Domain Adaptation of Synthetic Driving Datasets for Real-World Autonomous Driving
This work addresses the problem of performance degradation in autonomous driving perception models when trained on synthetic data, offering an incremental improvement for domain adaptation in this domain.
The paper tackles the domain gap between synthetic and real-world driving datasets by improving domain adaptation methods, specifically enhancing UNIT-GAN with semantic supervision in pair selection, which boosts performance and visual quality on Cityscapes and Synscapes datasets.

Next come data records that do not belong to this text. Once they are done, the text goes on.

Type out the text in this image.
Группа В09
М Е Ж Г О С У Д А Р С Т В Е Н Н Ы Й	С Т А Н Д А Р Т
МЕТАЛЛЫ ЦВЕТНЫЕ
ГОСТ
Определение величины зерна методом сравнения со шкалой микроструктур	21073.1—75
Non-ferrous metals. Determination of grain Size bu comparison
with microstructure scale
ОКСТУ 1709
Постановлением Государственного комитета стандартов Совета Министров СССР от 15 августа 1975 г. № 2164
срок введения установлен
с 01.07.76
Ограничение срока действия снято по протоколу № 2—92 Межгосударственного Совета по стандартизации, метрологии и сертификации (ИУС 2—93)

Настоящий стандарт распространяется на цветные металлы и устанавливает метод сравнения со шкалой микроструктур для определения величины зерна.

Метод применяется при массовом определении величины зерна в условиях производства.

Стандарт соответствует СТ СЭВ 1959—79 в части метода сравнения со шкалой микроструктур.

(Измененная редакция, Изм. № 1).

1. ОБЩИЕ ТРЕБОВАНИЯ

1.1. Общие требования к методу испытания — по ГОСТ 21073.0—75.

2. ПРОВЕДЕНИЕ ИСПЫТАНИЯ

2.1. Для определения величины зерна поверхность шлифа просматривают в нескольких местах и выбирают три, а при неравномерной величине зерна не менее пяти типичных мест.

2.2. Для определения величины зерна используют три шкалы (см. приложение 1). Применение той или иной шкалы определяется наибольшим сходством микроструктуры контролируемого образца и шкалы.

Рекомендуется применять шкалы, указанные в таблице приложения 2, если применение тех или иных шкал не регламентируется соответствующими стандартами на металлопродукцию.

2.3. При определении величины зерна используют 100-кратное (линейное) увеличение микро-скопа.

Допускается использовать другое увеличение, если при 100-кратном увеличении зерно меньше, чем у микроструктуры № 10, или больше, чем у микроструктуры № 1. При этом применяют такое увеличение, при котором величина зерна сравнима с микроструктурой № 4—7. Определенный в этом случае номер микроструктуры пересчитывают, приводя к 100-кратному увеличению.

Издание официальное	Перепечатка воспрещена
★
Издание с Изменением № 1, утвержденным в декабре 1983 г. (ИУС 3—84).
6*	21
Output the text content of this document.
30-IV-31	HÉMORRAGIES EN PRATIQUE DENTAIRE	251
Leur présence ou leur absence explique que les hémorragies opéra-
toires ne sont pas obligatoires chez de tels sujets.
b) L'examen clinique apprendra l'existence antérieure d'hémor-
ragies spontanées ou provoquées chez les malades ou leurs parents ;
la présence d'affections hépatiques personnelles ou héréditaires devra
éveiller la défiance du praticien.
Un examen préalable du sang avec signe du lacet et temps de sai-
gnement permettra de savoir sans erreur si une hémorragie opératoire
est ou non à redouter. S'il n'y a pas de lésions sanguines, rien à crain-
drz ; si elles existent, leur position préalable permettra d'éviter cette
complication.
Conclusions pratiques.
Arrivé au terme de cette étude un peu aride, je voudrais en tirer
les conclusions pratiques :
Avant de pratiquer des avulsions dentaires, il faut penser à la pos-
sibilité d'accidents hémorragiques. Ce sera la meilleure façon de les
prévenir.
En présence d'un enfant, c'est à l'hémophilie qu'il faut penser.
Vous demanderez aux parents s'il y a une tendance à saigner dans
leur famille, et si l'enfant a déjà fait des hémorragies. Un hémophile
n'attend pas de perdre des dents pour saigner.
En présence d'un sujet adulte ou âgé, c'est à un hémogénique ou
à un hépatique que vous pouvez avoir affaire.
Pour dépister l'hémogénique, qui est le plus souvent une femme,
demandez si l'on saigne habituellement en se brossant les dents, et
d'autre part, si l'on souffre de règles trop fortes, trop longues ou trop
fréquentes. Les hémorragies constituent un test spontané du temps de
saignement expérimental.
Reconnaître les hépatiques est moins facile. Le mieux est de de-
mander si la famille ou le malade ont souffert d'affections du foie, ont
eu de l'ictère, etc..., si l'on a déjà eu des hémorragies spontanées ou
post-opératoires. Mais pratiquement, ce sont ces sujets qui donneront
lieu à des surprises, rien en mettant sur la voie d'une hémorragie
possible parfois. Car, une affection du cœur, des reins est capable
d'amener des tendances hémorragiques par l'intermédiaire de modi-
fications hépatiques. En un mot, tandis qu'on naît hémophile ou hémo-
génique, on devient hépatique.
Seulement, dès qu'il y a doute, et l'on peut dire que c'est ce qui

While developing perception based deep learning models, the benefit of synthetic data is enormous. However, performance of networks trained with synthetic data for certain computer vision tasks degrade significantly when tested on real world data due to the domain gap between them. One of the popular solutions in bridging this gap between synthetic and actual world data is to frame it as a domain adaptation task. In this paper, we propose and evaluate novel ways for the betterment of such approaches. In particular we build upon the method of UNIT-GAN. In normal GAN training for the task of domain translation, pairing of images from both the domains (viz, real and synthetic) is done randomly. We propose a novel method to efficiently incorporate semantic supervision into this pair selection, which helps in boosting the performance of the model along with improving the visual quality of such transformed images. We illustrate our empirical findings on Cityscapes \cite{cityscapes} and challenging synthetic dataset Synscapes. Though the findings are reported on the base network of UNIT-GAN, they can be easily extended to any other similar network.